AUTO AGROAMBIENTAL PLURINACIONAL S2ª Nº 96/2023

Fecha: 16-Ago-2023

FJ.III.4.

FJ.III.4.- En cuanto a la vulneración del art. 151 de la CPE; el recurrente refiere que, se le deja en total indefensión y falta de cumplimiento al debido proceso y lo irónico es cuando el Juez de instancia entra a detallar las cláusulas del contrato de venta a crédito protocolizadas en el Testimonio N° 135/1995 (I.5.2.) base de la demanda.

De la revisión y análisis de lo demandado, se tiene que el demandante, ahora recurrente, también invocó el art. 151 de la CPE, que establece: I. Las asambleístas y los asambleístas gozarán de inviolabilidad personal durante el tiempo de su mandato y con posterioridad a éste, por las opiniones, comunicaciones, representaciones, requerimientos, interpelaciones, denuncias, propuestas, expresiones o cualquier acto de legislación…” (sic), disposición constitucional que no guarda relación con lo expuesto en la demanda ni con lo acusado en el recurso de nulidad dentro del presente proceso de Resolución de Contrato.

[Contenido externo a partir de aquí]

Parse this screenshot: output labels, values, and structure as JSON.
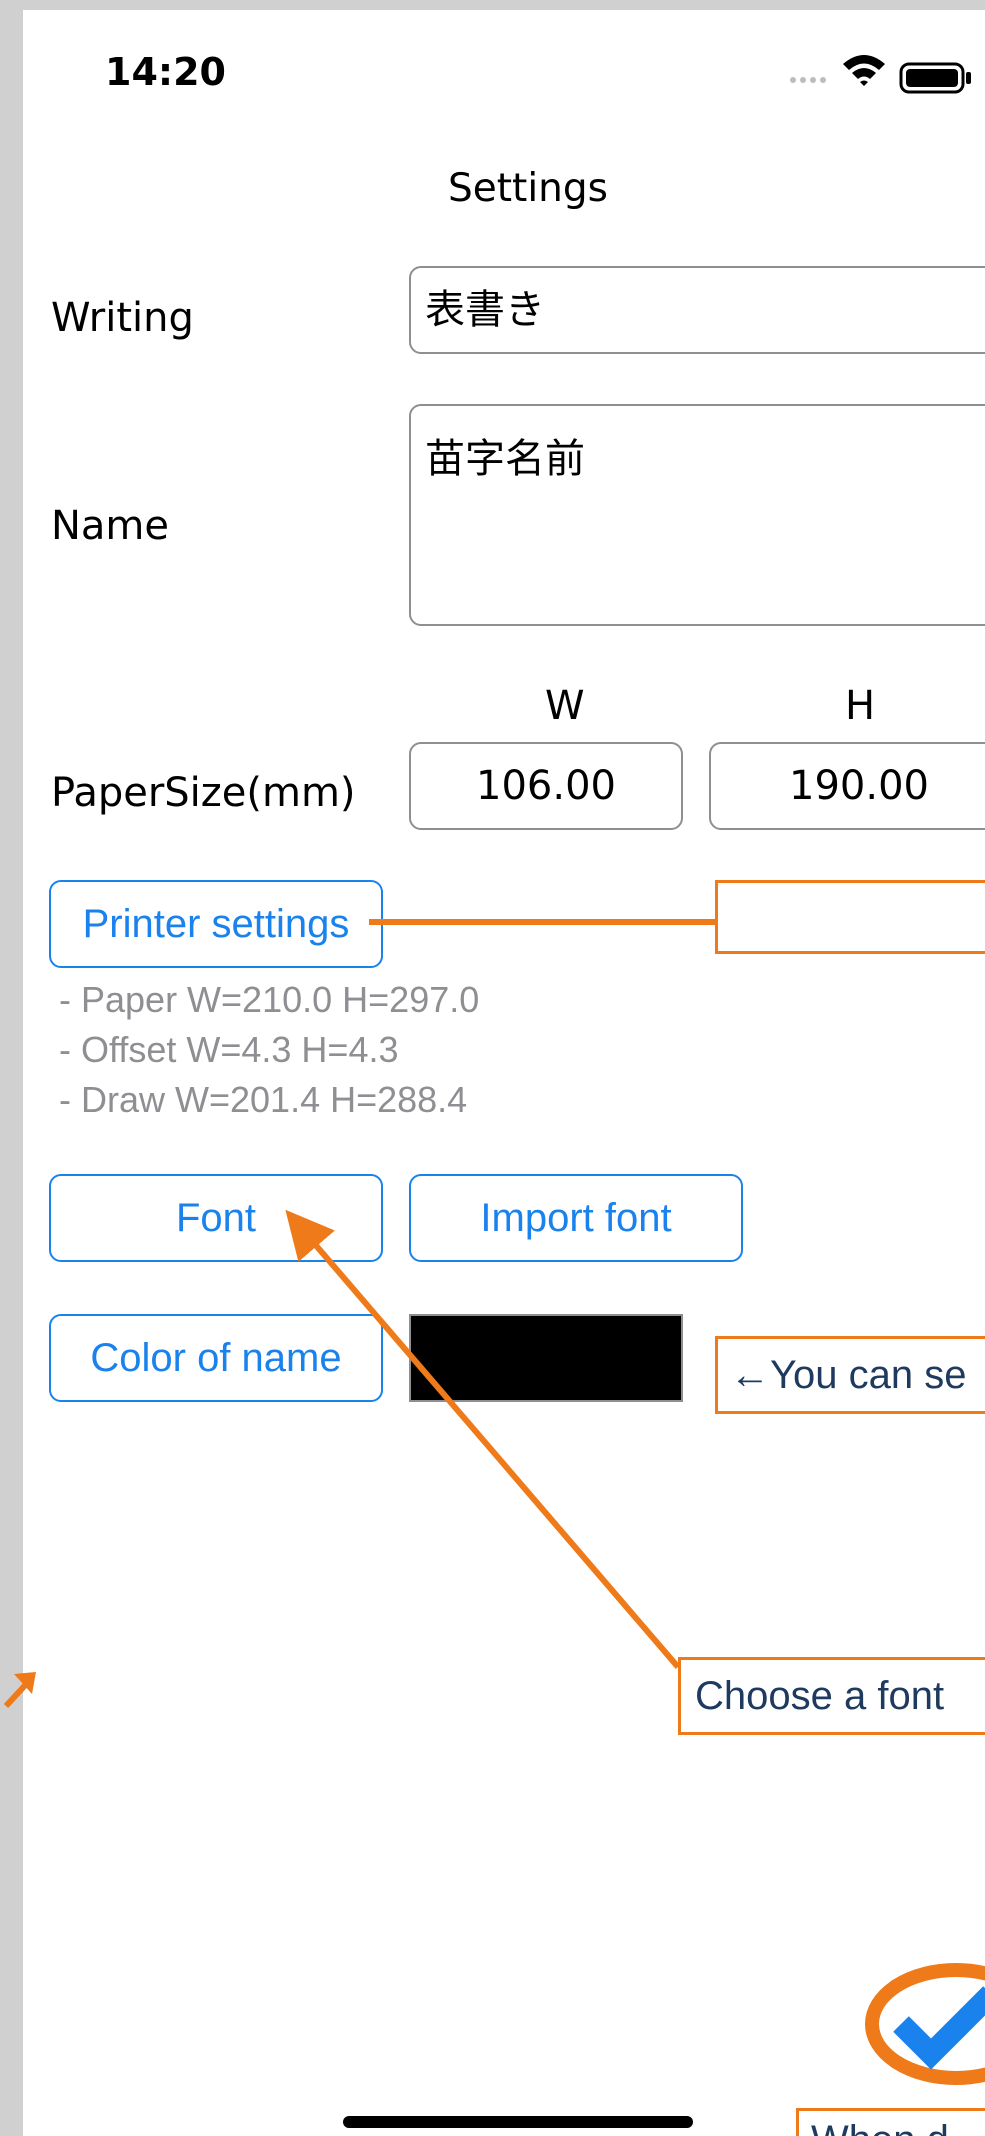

Al margen de lo señalado anteriormente, este Tribunal de casación tiene la ineludible obligación de revisar de oficio los procesos puestos a su conocimiento con la finalidad de verificar si la autoridad jurisdiccional observó los plazos y formas esenciales que rigen la admisión, tramitación y conclusión de los mismos, es así que de la revisión de obrados y conforme se tiene expuesto precedentemente el Juez de instancia a tiempo de resolver declarando Probada la Excepción de Prescripción, al margen de seguir la línea jurisprudencial agroambiental contenida en el ANA S1 N° 03/2017 de 07 de febrero, sustentó su fallo en los arts. 1289, 1439, 1507 del Código Civil y 150 del Código Procesal Civil, de aplicación supletoria en la materia por mandato del art. 78 de la Ley N° 1715, preceptos legales acusados en el presente recurso de casación de aplicación indebida; en cuyo mérito, resulta pertinente dejar establecido que, el art. 1493 del Código Civil, (COMIENZO DE LA PRESCRIPCION), señala: “La prescripción comienza a correr desde que el derecho ha podido hacerse valer o desde que el titular ha dejado de ejercerlo” (la negrilla es agregado); por su parte, el art. 1507 (DISPOSICION GENERAL) del código sustantivo precitado, refiere: “Los derechos patrimoniales se extinguen por la prescripción en el plazo de cinco años, a menos que la ley disponga otra cosa” (La negrilla es agregada).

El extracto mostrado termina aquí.